Dear Parent(s) of Prospective Students,
At this stage, your son or daughter has suggested that they want
to study Classics in college. You may be skeptical about sending
your child off to spend four years studying ancient Greece and
Rome. I hope that this letter will help assuage some of your
The most pressing question you may have in your mind is what
your child will do with a B.A. in Classical Studies. How will
studying Latin, Greek, or the history and culture of the ancients
help your child be gainfully employed in an ever changing and
increasingly technological world?
Some students of Classics naturally see themselves as future
teachers, whether at the college level or at the elementary, middle
school, or high school levels. Our world will always need dedicated
educators who can inspire future generations to life-long learning,
that stamina that will enable students to meet the demands of
uncertain futures. Though language programs of all sorts have seen
decline in public schools, recent research suggests that Latin is
fairing better than other languages, and we have seen an increased
interest in Latin particularly from alternatives to public schools.
As the public schools are cutting Latin, others interested in
education are insisting on the opportunity for their children to
experience the ancient world through its language.
Yet this makes only a small portion of students who will major
in Classics. Gregory Petsko, Professor of Biochemistry and
Chemistry at Brandeis University, who majored as an undergraduate
in Classics, recently wrote, "Of all the courses I took in college
and graduate school, the ones that have benefited me the most in my
career as a scientist are the courses in Classics, art history,
sociology, and English literature. These courses didn't just give
me a much better appreciation for my own culture; they taught me
how to think, to analyze, and to write clearly. None of my sciences
courses did any of that."
The person who majors in Classics brings a broadly-based,
interdisciplinary perspective on the world to whatever career path
they choose. Classics students have thought about their place in
the world and their own personal values by reading history,
literature, and philosophy. They have developed a mental
flexibility that will not only enable them to earn a job upon
graduation, but also adapt as the job itself changes.
Some Classics students will go on to law school, applying their
knowledge of ancient oratory and philosophy to their studies.

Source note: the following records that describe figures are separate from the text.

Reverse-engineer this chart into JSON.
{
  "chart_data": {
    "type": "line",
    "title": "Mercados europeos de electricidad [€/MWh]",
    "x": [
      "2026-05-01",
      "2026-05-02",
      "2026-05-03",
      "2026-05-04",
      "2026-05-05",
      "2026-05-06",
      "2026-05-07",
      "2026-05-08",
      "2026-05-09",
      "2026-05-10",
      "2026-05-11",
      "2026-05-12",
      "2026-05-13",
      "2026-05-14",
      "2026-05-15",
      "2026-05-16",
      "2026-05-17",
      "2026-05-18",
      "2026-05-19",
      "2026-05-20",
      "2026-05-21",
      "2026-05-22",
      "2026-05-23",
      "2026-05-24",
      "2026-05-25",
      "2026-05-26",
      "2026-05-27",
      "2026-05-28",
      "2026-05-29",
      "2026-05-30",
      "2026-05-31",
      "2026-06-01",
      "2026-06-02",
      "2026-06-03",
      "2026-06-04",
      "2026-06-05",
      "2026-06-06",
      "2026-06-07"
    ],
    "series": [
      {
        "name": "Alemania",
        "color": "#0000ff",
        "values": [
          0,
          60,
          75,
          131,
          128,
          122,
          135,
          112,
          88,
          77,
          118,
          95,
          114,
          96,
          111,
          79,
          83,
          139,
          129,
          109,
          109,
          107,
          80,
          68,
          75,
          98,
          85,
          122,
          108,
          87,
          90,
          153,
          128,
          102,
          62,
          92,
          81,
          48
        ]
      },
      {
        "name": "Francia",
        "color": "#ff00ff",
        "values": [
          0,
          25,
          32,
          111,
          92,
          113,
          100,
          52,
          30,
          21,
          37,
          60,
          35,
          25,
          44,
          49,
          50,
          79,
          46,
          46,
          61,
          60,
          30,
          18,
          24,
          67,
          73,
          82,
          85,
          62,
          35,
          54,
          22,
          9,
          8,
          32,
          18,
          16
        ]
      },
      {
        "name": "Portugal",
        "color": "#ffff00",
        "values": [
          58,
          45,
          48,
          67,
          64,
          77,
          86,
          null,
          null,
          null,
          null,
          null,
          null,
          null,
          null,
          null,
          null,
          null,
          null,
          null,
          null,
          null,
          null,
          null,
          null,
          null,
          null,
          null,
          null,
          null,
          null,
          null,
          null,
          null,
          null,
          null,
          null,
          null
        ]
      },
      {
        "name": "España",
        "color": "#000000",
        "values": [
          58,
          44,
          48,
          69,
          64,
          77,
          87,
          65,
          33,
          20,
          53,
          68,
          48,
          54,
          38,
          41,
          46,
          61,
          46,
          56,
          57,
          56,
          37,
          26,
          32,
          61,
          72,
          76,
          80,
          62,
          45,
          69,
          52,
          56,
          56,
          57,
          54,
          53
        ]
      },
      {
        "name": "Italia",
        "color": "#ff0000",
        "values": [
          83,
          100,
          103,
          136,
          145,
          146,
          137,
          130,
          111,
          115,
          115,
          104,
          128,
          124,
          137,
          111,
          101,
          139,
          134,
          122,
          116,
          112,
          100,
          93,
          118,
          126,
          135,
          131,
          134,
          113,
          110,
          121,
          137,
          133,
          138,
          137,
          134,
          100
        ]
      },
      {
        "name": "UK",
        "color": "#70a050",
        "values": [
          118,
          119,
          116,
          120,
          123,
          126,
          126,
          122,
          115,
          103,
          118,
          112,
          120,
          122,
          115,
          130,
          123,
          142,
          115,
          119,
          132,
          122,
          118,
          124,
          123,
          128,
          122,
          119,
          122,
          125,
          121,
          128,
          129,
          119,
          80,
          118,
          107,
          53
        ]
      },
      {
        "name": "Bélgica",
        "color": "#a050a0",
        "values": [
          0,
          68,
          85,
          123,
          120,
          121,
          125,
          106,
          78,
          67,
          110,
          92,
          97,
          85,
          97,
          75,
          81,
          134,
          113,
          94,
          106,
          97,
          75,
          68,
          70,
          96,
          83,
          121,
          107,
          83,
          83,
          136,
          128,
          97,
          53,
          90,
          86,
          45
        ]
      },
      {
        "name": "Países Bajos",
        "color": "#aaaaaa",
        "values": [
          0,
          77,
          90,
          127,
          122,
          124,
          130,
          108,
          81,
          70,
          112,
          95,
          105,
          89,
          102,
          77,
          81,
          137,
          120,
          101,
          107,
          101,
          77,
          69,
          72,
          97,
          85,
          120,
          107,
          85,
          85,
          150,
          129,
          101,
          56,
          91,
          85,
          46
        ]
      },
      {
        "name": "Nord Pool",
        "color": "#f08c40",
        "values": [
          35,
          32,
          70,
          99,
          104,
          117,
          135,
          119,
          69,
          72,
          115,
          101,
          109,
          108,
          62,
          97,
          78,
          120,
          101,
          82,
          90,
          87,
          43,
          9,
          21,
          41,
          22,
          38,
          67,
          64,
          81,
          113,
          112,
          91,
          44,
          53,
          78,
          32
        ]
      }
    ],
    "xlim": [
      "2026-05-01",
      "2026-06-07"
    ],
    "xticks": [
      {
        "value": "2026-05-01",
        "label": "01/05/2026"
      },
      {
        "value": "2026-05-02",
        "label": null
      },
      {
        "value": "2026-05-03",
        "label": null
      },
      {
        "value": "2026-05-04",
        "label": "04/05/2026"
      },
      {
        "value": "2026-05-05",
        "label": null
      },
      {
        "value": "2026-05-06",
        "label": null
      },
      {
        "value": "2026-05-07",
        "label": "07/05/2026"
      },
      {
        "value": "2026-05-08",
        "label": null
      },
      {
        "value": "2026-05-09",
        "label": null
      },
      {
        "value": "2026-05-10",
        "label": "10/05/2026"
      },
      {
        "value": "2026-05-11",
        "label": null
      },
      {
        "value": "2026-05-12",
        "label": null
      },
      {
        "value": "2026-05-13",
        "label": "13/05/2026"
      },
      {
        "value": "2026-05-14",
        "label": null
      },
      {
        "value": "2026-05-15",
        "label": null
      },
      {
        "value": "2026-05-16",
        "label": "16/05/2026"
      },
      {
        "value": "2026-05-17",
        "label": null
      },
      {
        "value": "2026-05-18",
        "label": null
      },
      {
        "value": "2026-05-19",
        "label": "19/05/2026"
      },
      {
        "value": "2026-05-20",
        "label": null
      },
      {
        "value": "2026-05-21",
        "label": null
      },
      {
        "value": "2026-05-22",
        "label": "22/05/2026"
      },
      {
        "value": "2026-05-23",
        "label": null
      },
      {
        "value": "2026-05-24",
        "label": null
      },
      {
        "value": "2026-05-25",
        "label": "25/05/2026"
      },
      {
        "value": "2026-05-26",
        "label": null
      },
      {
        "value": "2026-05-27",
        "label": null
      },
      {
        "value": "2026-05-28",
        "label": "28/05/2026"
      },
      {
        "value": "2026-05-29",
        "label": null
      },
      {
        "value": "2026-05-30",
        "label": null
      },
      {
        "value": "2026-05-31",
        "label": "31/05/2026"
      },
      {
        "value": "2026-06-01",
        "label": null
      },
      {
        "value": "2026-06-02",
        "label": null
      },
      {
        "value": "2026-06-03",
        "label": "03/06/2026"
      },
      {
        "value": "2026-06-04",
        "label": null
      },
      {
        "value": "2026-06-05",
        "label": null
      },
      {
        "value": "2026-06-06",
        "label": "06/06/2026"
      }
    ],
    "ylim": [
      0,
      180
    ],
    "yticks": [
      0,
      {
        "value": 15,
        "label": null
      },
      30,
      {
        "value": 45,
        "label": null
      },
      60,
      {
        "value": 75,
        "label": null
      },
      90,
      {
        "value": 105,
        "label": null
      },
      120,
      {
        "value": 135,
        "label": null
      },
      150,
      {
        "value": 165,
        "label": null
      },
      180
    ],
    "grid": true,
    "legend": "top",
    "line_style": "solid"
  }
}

Others take their passion for Latin and Greek to seminaries to
pursue church ministries. Some turn their creative attention to
movies and television, whether creating modern versions of ancient
stories (Troy, HBOs Rome) or stories deeply
rooted in Classical themes. Still others will take into the
business world the skills they have acquired in analyzing texts,
processing data, and formulating their own ideas.
I hope this letter has helped calm your anxieties about your
child's future. Please feel free to contact me if you have
questions about our Classics program here at Butler. My email
address is firstname.lastname@example.org.
Good luck as you work with your child to determine the best
place for them to develop into the adults they will become.